Date:10. Feb 2008

“Gottes Antlitz, wie es aus dem Zeitgeschehen aufstrahlt”

Zeichen der Zeit

Taube - Symbol des Heiligen Geistes

 

Wenn wir von “Spurensuche” reden und sie praktizieren, dann heißt das, dem Gott des Lebens begegnen, wie er sich in der Zeit ausspricht. Dazu heute eine mehr grundsätzliche Überlegung im Anschluss an das, was Pater Kentenich, der Gründer der Schönstattbewegung, praktiziert und gelehrt hat. Von ihm ist die Aussage überliefert:

“Wer mich bildlich darstellen will, muss es so tun: das Ohr am Herzen Gottes und die Hand am Pulsschlag der Zeit.” (1955)

Stimmen in der Zeit hören und sich fragen: Was ist da gesagt? Gibt es darin nicht auch Gottesbotschaften? Hier der Ausdruck von Kentenich: “Zeitenstimme”.

Es geht dabei nicht so sehr um die “objektive” Beschaffenheit der Zeit, um ihre Probleme, um die Situation, insoweit man diese z. B. auch statistisch erfassen kann. Gemeint sind die Meinungen und Wertungen, die es in einer Zeit gibt. Ihre Mentalität, Grundstimmung, Grundzüge, Moden, ihre Sensibilität, ihr Bewusstsein ihr Lebensgefühl. Es sind ihre Strömungen, ihre geistig-seelischen Bewegungen. Diese sind in den “Seelen” und im Geist der Menschen. Aber gleichzeitig, wie eine objektive Gestimmtheit, wie ein “objektiver Geist”, in der Zeit vorgegeben. Der einzelne lebt in ihnen, in unterschiedlicher Dichte und Bewusstheit, wie in einer Luft.

So wie mit der Natur verbundene Menschen die Bewegungen, die Geräusche, die Stimmen, die Stimmung der Natur kennen, weil sie diese feinfühlig beobachten und dabei in dieser Fähigkeit immer mehr wachsen, so gilt es, die Zeit zu beobachten und zu hören, was sie sagt. Diese Zeit ist der Ort, an dem der Mensch zu Hause ist und wohnt.

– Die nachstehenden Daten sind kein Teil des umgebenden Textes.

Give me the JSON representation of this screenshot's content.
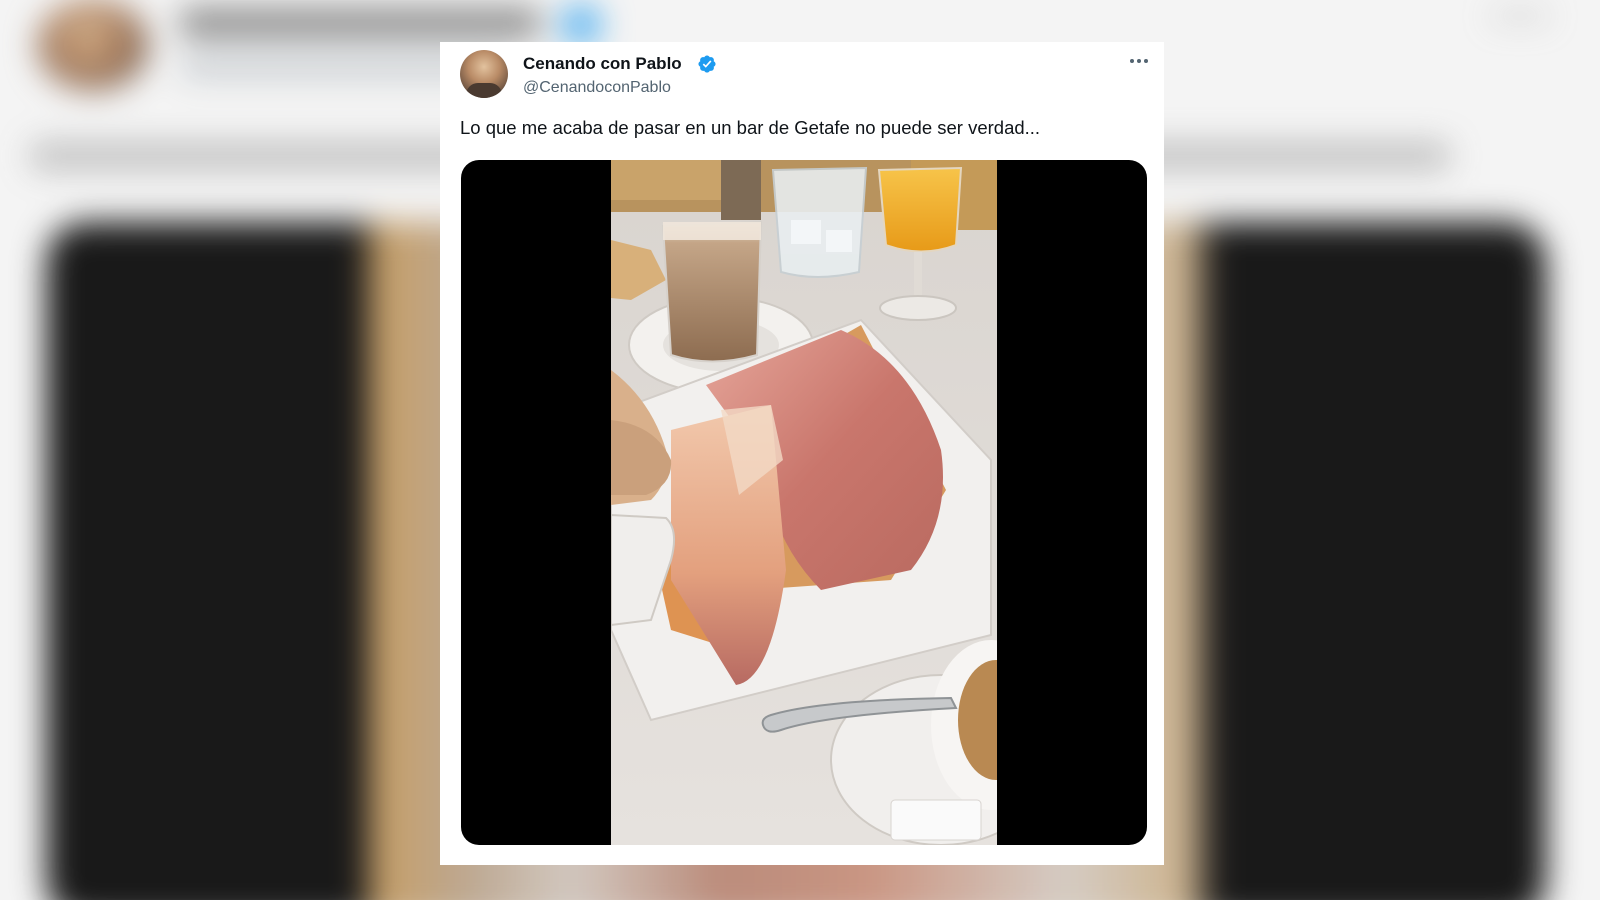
{
  "tweet": {
    "author": {
      "display_name": "Cenando con Pablo",
      "handle": "@CenandoconPablo",
      "verified": true,
      "avatar_icon": "profile-photo"
    },
    "text": "Lo que me acaba de pasar en un bar de Getafe no puede ser verdad...",
    "more_icon": "more-options-icon",
    "media": {
      "type": "video",
      "subject": "photo"
    }
  },
  "colors": {
    "verified_badge": "#1d9bf0",
    "text_primary": "#0f1419",
    "text_secondary": "#536471",
    "media_background": "#000000"
  }
}
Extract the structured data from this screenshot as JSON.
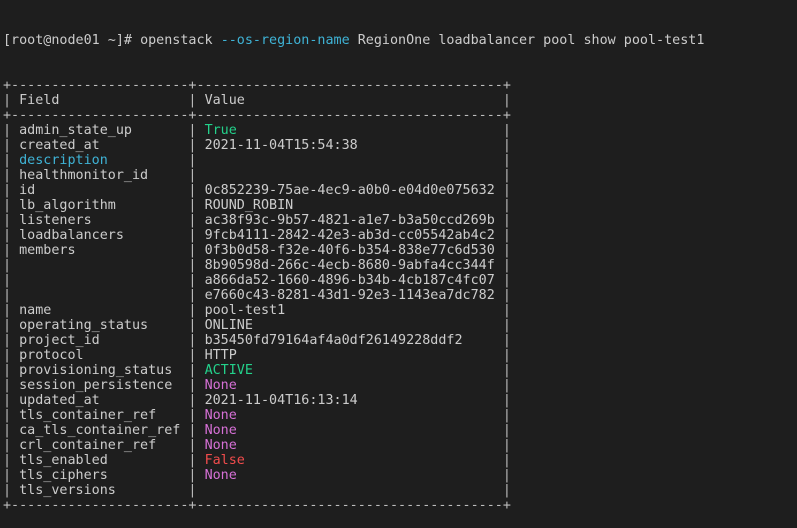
{
  "terminal": {
    "prompt": "[root@node01 ~]# ",
    "command": {
      "program": "openstack",
      "flag": "--os-region-name",
      "args": "RegionOne loadbalancer pool show pool-test1"
    }
  },
  "table": {
    "headers": {
      "field": "Field",
      "value": "Value"
    },
    "rows": [
      {
        "field": "admin_state_up",
        "values": [
          "True"
        ],
        "color": "green"
      },
      {
        "field": "created_at",
        "values": [
          "2021-11-04T15:54:38"
        ]
      },
      {
        "field": "description",
        "values": [
          ""
        ],
        "field_color": "cyan"
      },
      {
        "field": "healthmonitor_id",
        "values": [
          ""
        ]
      },
      {
        "field": "id",
        "values": [
          "0c852239-75ae-4ec9-a0b0-e04d0e075632"
        ]
      },
      {
        "field": "lb_algorithm",
        "values": [
          "ROUND_ROBIN"
        ]
      },
      {
        "field": "listeners",
        "values": [
          "ac38f93c-9b57-4821-a1e7-b3a50ccd269b"
        ]
      },
      {
        "field": "loadbalancers",
        "values": [
          "9fcb4111-2842-42e3-ab3d-cc05542ab4c2"
        ]
      },
      {
        "field": "members",
        "values": [
          "0f3b0d58-f32e-40f6-b354-838e77c6d530",
          "8b90598d-266c-4ecb-8680-9abfa4cc344f",
          "a866da52-1660-4896-b34b-4cb187c4fc07",
          "e7660c43-8281-43d1-92e3-1143ea7dc782"
        ]
      },
      {
        "field": "name",
        "values": [
          "pool-test1"
        ]
      },
      {
        "field": "operating_status",
        "values": [
          "ONLINE"
        ]
      },
      {
        "field": "project_id",
        "values": [
          "b35450fd79164af4a0df26149228ddf2"
        ]
      },
      {
        "field": "protocol",
        "values": [
          "HTTP"
        ]
      },
      {
        "field": "provisioning_status",
        "values": [
          "ACTIVE"
        ],
        "color": "green"
      },
      {
        "field": "session_persistence",
        "values": [
          "None"
        ],
        "color": "magenta"
      },
      {
        "field": "updated_at",
        "values": [
          "2021-11-04T16:13:14"
        ]
      },
      {
        "field": "tls_container_ref",
        "values": [
          "None"
        ],
        "color": "magenta"
      },
      {
        "field": "ca_tls_container_ref",
        "values": [
          "None"
        ],
        "color": "magenta"
      },
      {
        "field": "crl_container_ref",
        "values": [
          "None"
        ],
        "color": "magenta"
      },
      {
        "field": "tls_enabled",
        "values": [
          "False"
        ],
        "color": "red"
      },
      {
        "field": "tls_ciphers",
        "values": [
          "None"
        ],
        "color": "magenta"
      },
      {
        "field": "tls_versions",
        "values": [
          ""
        ]
      }
    ]
  },
  "colors": {
    "green": "#23d18b",
    "cyan": "#3fb3d6",
    "magenta": "#d670d6",
    "red": "#f14c4c",
    "background": "#1e1e1e",
    "text": "#cccccc"
  }
}
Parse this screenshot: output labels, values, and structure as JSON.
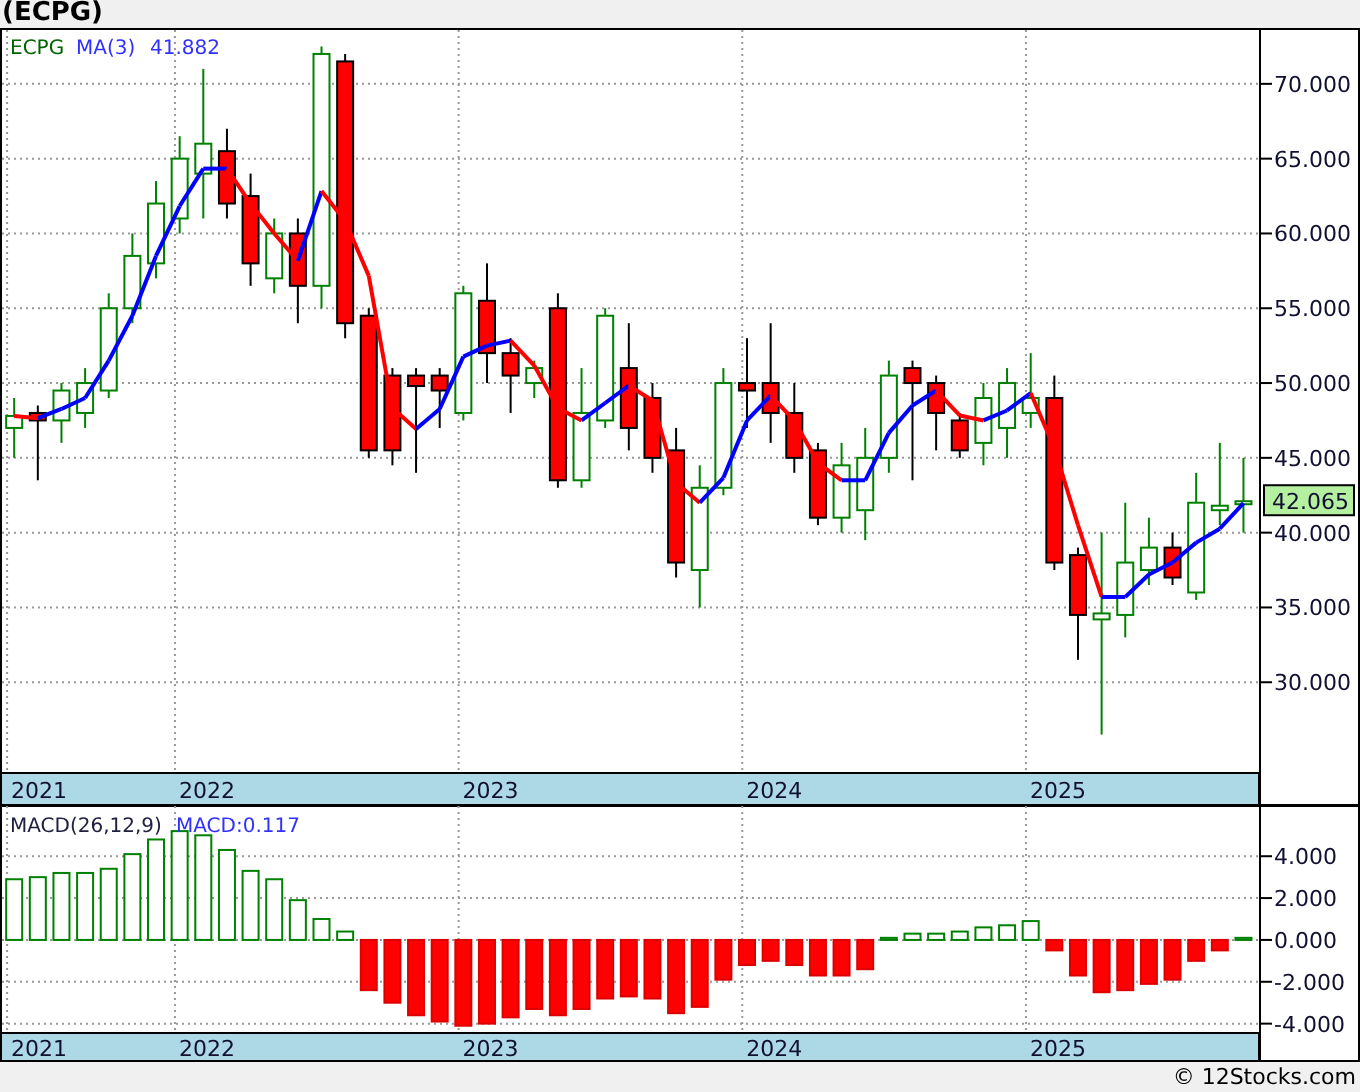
{
  "title": "(ECPG)",
  "price_chart": {
    "legend": {
      "indicator": "MA(3)",
      "indicator_value": "41.882"
    },
    "last_price": "42.065",
    "year_labels": [
      "2021",
      "2022",
      "2023",
      "2024",
      "2025"
    ],
    "chart_data": {
      "type": "candlestick",
      "title": "ECPG",
      "grid": true,
      "ylim": [
        24,
        73.6
      ],
      "ohlc": [
        [
          47,
          49,
          45,
          47.8
        ],
        [
          48,
          48.5,
          43.5,
          47.5
        ],
        [
          47.5,
          50,
          46,
          49.5
        ],
        [
          48,
          51,
          47,
          50
        ],
        [
          49.5,
          56,
          49,
          55
        ],
        [
          55,
          60,
          54,
          58.5
        ],
        [
          58,
          63.5,
          57,
          62
        ],
        [
          61,
          66.5,
          60,
          65
        ],
        [
          64,
          71,
          61,
          66
        ],
        [
          65.5,
          67,
          61,
          62
        ],
        [
          62.5,
          64,
          56.5,
          58
        ],
        [
          57,
          61,
          56,
          60
        ],
        [
          60,
          61,
          54,
          56.5
        ],
        [
          56.5,
          72.5,
          55,
          72
        ],
        [
          71.5,
          72,
          53,
          54
        ],
        [
          54.5,
          55,
          45,
          45.5
        ],
        [
          50.5,
          51,
          44.5,
          45.5
        ],
        [
          50.5,
          51,
          44,
          49.8
        ],
        [
          50.5,
          51,
          47,
          49.5
        ],
        [
          48,
          56.5,
          47.5,
          56
        ],
        [
          55.5,
          58,
          50,
          52
        ],
        [
          52,
          53,
          48,
          50.5
        ],
        [
          50,
          51.5,
          49,
          51
        ],
        [
          55,
          56,
          43,
          43.5
        ],
        [
          43.5,
          51,
          43,
          48
        ],
        [
          47.5,
          55,
          47,
          54.5
        ],
        [
          51,
          54,
          45.5,
          47
        ],
        [
          49,
          50,
          44,
          45
        ],
        [
          45.5,
          47,
          37,
          38
        ],
        [
          37.5,
          44.5,
          35,
          43
        ],
        [
          43,
          51,
          42.5,
          50
        ],
        [
          50,
          53,
          47,
          49.5
        ],
        [
          50,
          54,
          46,
          48
        ],
        [
          48,
          50,
          44,
          45
        ],
        [
          45.5,
          46,
          40.5,
          41
        ],
        [
          41,
          46,
          40,
          44.5
        ],
        [
          41.5,
          47,
          39.5,
          45
        ],
        [
          45,
          51.5,
          44,
          50.5
        ],
        [
          51,
          51.5,
          43.5,
          50
        ],
        [
          50,
          50.5,
          45.5,
          48
        ],
        [
          47.5,
          48,
          45,
          45.5
        ],
        [
          46,
          50,
          44.5,
          49
        ],
        [
          47,
          51,
          45,
          50
        ],
        [
          48,
          52,
          47,
          49
        ],
        [
          49,
          50.5,
          37.5,
          38
        ],
        [
          38.5,
          39,
          31.5,
          34.5
        ],
        [
          34.2,
          40,
          26.5,
          34.6
        ],
        [
          34.5,
          42,
          33,
          38
        ],
        [
          37.5,
          41,
          36.5,
          39
        ],
        [
          39,
          40,
          36.5,
          37
        ],
        [
          36,
          44,
          35.5,
          42
        ],
        [
          41.5,
          46,
          40.5,
          41.8
        ],
        [
          41.9,
          45,
          40,
          42.1
        ]
      ],
      "yticks": [
        {
          "value": 30,
          "label": "30.000"
        },
        {
          "value": 35,
          "label": "35.000"
        },
        {
          "value": 40,
          "label": "40.000"
        },
        {
          "value": 45,
          "label": "45.000"
        },
        {
          "value": 50,
          "label": "50.000"
        },
        {
          "value": 55,
          "label": "55.000"
        },
        {
          "value": 60,
          "label": "60.000"
        },
        {
          "value": 65,
          "label": "65.000"
        },
        {
          "value": 70,
          "label": "70.000"
        }
      ]
    }
  },
  "macd_chart": {
    "legend": {
      "name": "MACD(26,12,9)",
      "value": "MACD:0.117"
    },
    "year_labels": [
      "2021",
      "2022",
      "2023",
      "2024",
      "2025"
    ],
    "chart_data": {
      "type": "bar",
      "grid": true,
      "ylim": [
        -4.4,
        6.4
      ],
      "values": [
        2.9,
        3.0,
        3.2,
        3.2,
        3.4,
        4.1,
        4.8,
        5.2,
        5.0,
        4.3,
        3.3,
        2.9,
        1.9,
        1.0,
        0.4,
        -2.4,
        -3.0,
        -3.6,
        -3.9,
        -4.1,
        -4.0,
        -3.7,
        -3.3,
        -3.6,
        -3.3,
        -2.8,
        -2.7,
        -2.8,
        -3.5,
        -3.2,
        -1.9,
        -1.2,
        -1.0,
        -1.2,
        -1.7,
        -1.7,
        -1.4,
        0.1,
        0.3,
        0.3,
        0.4,
        0.6,
        0.7,
        0.9,
        -0.5,
        -1.7,
        -2.5,
        -2.4,
        -2.1,
        -1.9,
        -1.0,
        -0.5,
        0.1
      ],
      "yticks": [
        {
          "value": -4,
          "label": "-4.000"
        },
        {
          "value": -2,
          "label": "-2.000"
        },
        {
          "value": 0,
          "label": "0.000"
        },
        {
          "value": 2,
          "label": "2.000"
        },
        {
          "value": 4,
          "label": "4.000"
        }
      ]
    }
  },
  "credit": "© 12Stocks.com"
}
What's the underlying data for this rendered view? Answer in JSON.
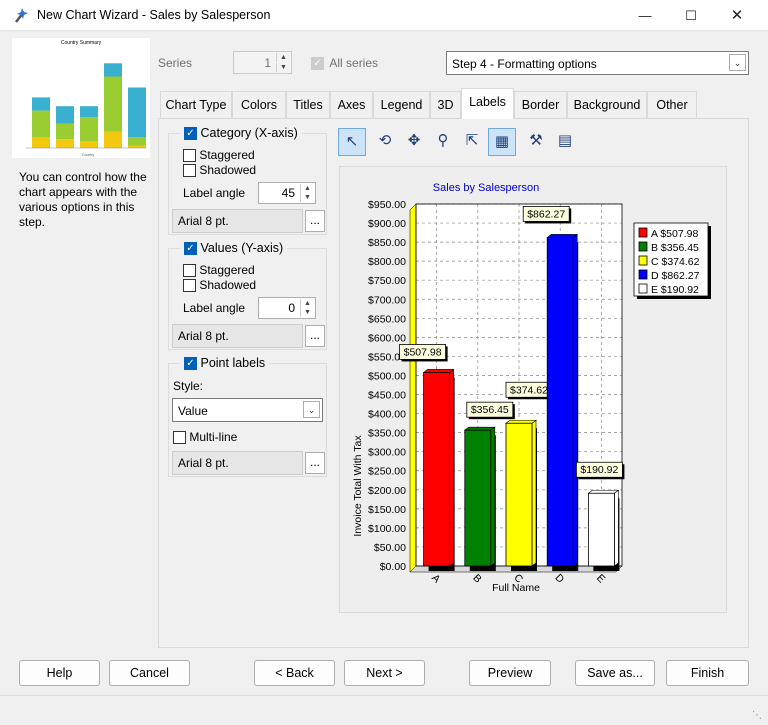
{
  "window": {
    "title": "New Chart Wizard - Sales by Salesperson"
  },
  "thumbnail": {
    "title": "Country Summary",
    "xlabel": "Country",
    "values": [
      [
        10,
        24,
        12
      ],
      [
        8,
        14,
        16
      ],
      [
        6,
        22,
        10
      ],
      [
        15,
        50,
        12
      ],
      [
        2,
        8,
        45
      ]
    ]
  },
  "description": "You can control how the chart appears with the various options in this step.",
  "series": {
    "label": "Series",
    "value": "1",
    "all_label": "All series"
  },
  "step": {
    "value": "Step 4 - Formatting options"
  },
  "tabs": [
    "Chart Type",
    "Colors",
    "Titles",
    "Axes",
    "Legend",
    "3D",
    "Labels",
    "Border",
    "Background",
    "Other"
  ],
  "category": {
    "title": "Category (X-axis)",
    "staggered": "Staggered",
    "shadowed": "Shadowed",
    "angle_label": "Label angle",
    "angle_value": "45",
    "font": "Arial 8 pt.",
    "dots": "..."
  },
  "values_axis": {
    "title": "Values (Y-axis)",
    "staggered": "Staggered",
    "shadowed": "Shadowed",
    "angle_label": "Label angle",
    "angle_value": "0",
    "font": "Arial 8 pt.",
    "dots": "..."
  },
  "point_labels": {
    "title": "Point labels",
    "style_label": "Style:",
    "style_value": "Value",
    "multiline": "Multi-line",
    "font": "Arial 8 pt.",
    "dots": "..."
  },
  "toolbar": [
    "pointer-icon",
    "rotate-icon",
    "move-icon",
    "zoom-icon",
    "resize-icon",
    "3d-view-icon",
    "tools-icon",
    "chart-data-icon"
  ],
  "chart_data": {
    "type": "bar",
    "title": "Sales by Salesperson",
    "xlabel": "Full Name",
    "ylabel": "Invoice Total With Tax",
    "categories": [
      "A",
      "B",
      "C",
      "D",
      "E"
    ],
    "values": [
      507.98,
      356.45,
      374.62,
      862.27,
      190.92
    ],
    "point_labels": [
      "$507.98",
      "$356.45",
      "$374.62",
      "$862.27",
      "$190.92"
    ],
    "colors": [
      "#ff0000",
      "#008000",
      "#ffff00",
      "#0000ff",
      "#ffffff"
    ],
    "ylim": [
      0,
      950
    ],
    "yticks": [
      "$0.00",
      "$50.00",
      "$100.00",
      "$150.00",
      "$200.00",
      "$250.00",
      "$300.00",
      "$350.00",
      "$400.00",
      "$450.00",
      "$500.00",
      "$550.00",
      "$600.00",
      "$650.00",
      "$700.00",
      "$750.00",
      "$800.00",
      "$850.00",
      "$900.00",
      "$950.00"
    ],
    "legend": [
      "A $507.98",
      "B $356.45",
      "C $374.62",
      "D $862.27",
      "E $190.92"
    ],
    "legend_position": "top-right",
    "grid": true
  },
  "buttons": {
    "help": "Help",
    "cancel": "Cancel",
    "back": "< Back",
    "next": "Next >",
    "preview": "Preview",
    "save": "Save as...",
    "finish": "Finish"
  }
}
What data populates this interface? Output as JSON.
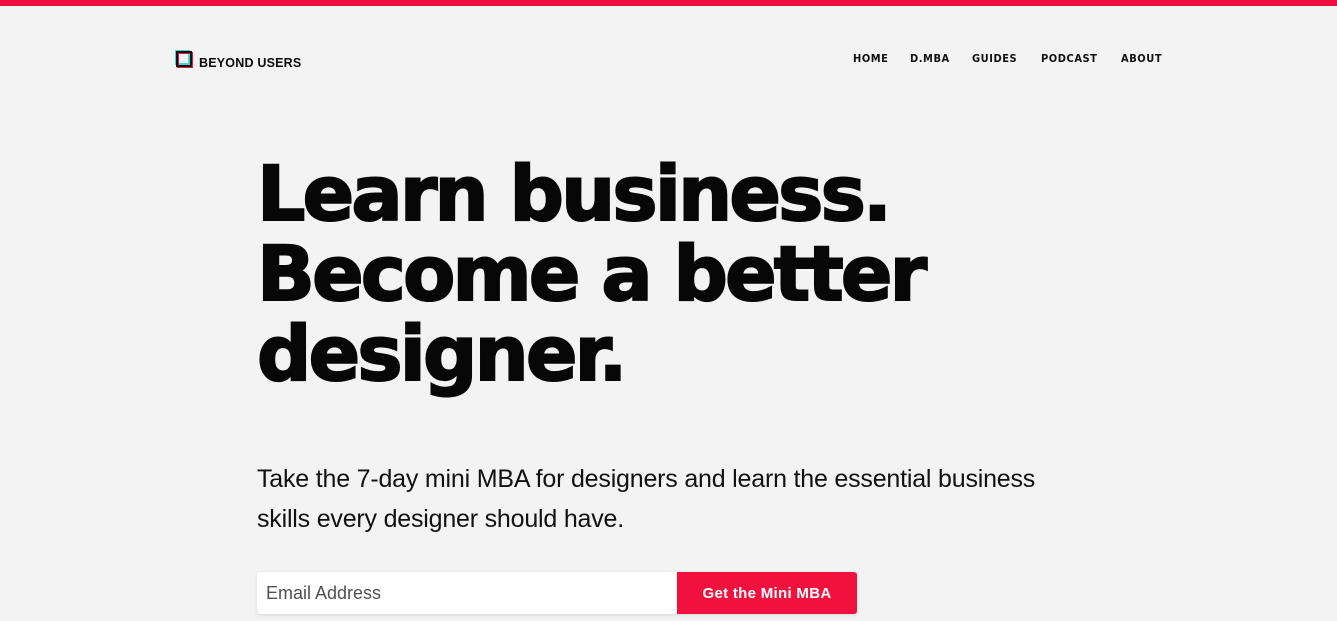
{
  "brand": {
    "name": "BEYOND USERS",
    "accent_color": "#f0113f",
    "secondary_color": "#41d6c8",
    "logo_icon": "overlapping-squares-icon"
  },
  "nav": {
    "items": [
      {
        "label": "HOME"
      },
      {
        "label": "D.MBA"
      },
      {
        "label": "GUIDES"
      },
      {
        "label": "PODCAST"
      },
      {
        "label": "ABOUT"
      }
    ]
  },
  "hero": {
    "lines": [
      "Learn business.",
      "Become a better",
      "designer."
    ],
    "subtitle": "Take the 7-day mini MBA for designers and learn the essential business skills every designer should have."
  },
  "signup": {
    "email_placeholder": "Email Address",
    "email_value": "",
    "button_label": "Get the Mini MBA"
  }
}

Diesen Aspekt gilt es gleichsam zu taufen. Darin gilt es, Gott zu erkennen. Das geschieht dadurch, dass Zeitenstimmen als Gottesstimmen erkannt und gewertet werden. Hier hat sich der “praktische Vorsehungsglaube” in seiner Ausprägung der Spurensuche zu bewähren. Hier begegnet der Mensch dem lebendigen Gott, dem Gott des Lebens. Zeitenstimmen seien “Dolmetscher des göttlichen fordernden oder ablehnenden Willens” hebt Kentenich hervor (1953).

Besonders aussagekräftig ist folgender Text :

“Noch stärker als die Seinsstruktur der Dinge lebt (…) die weitere Erkenntnisquelle, aus der sich Gottes Wunsch und Wille ermitteln lässt: Zeitströmungen und Weltgeschehen, Führungen und Fügungen im eigenen und im Familienleben… Vox temporis vox Dei -Die Stimme der Zeit ist die Stimme Gottes.”

Noch einmal lassen wir die wunderschöne Aussage der Überschrift auf uns wirken: Gottes Antlitz, wie es aus dem Zeitgeschehen aufstrahlt. Dieses Antlitz suchen, sehen, verehren und lieben ist eine stets neue und vor allem hoch interessante Aufgabe. Religion kann tatsächlich etwas äußerst Interessantes sein.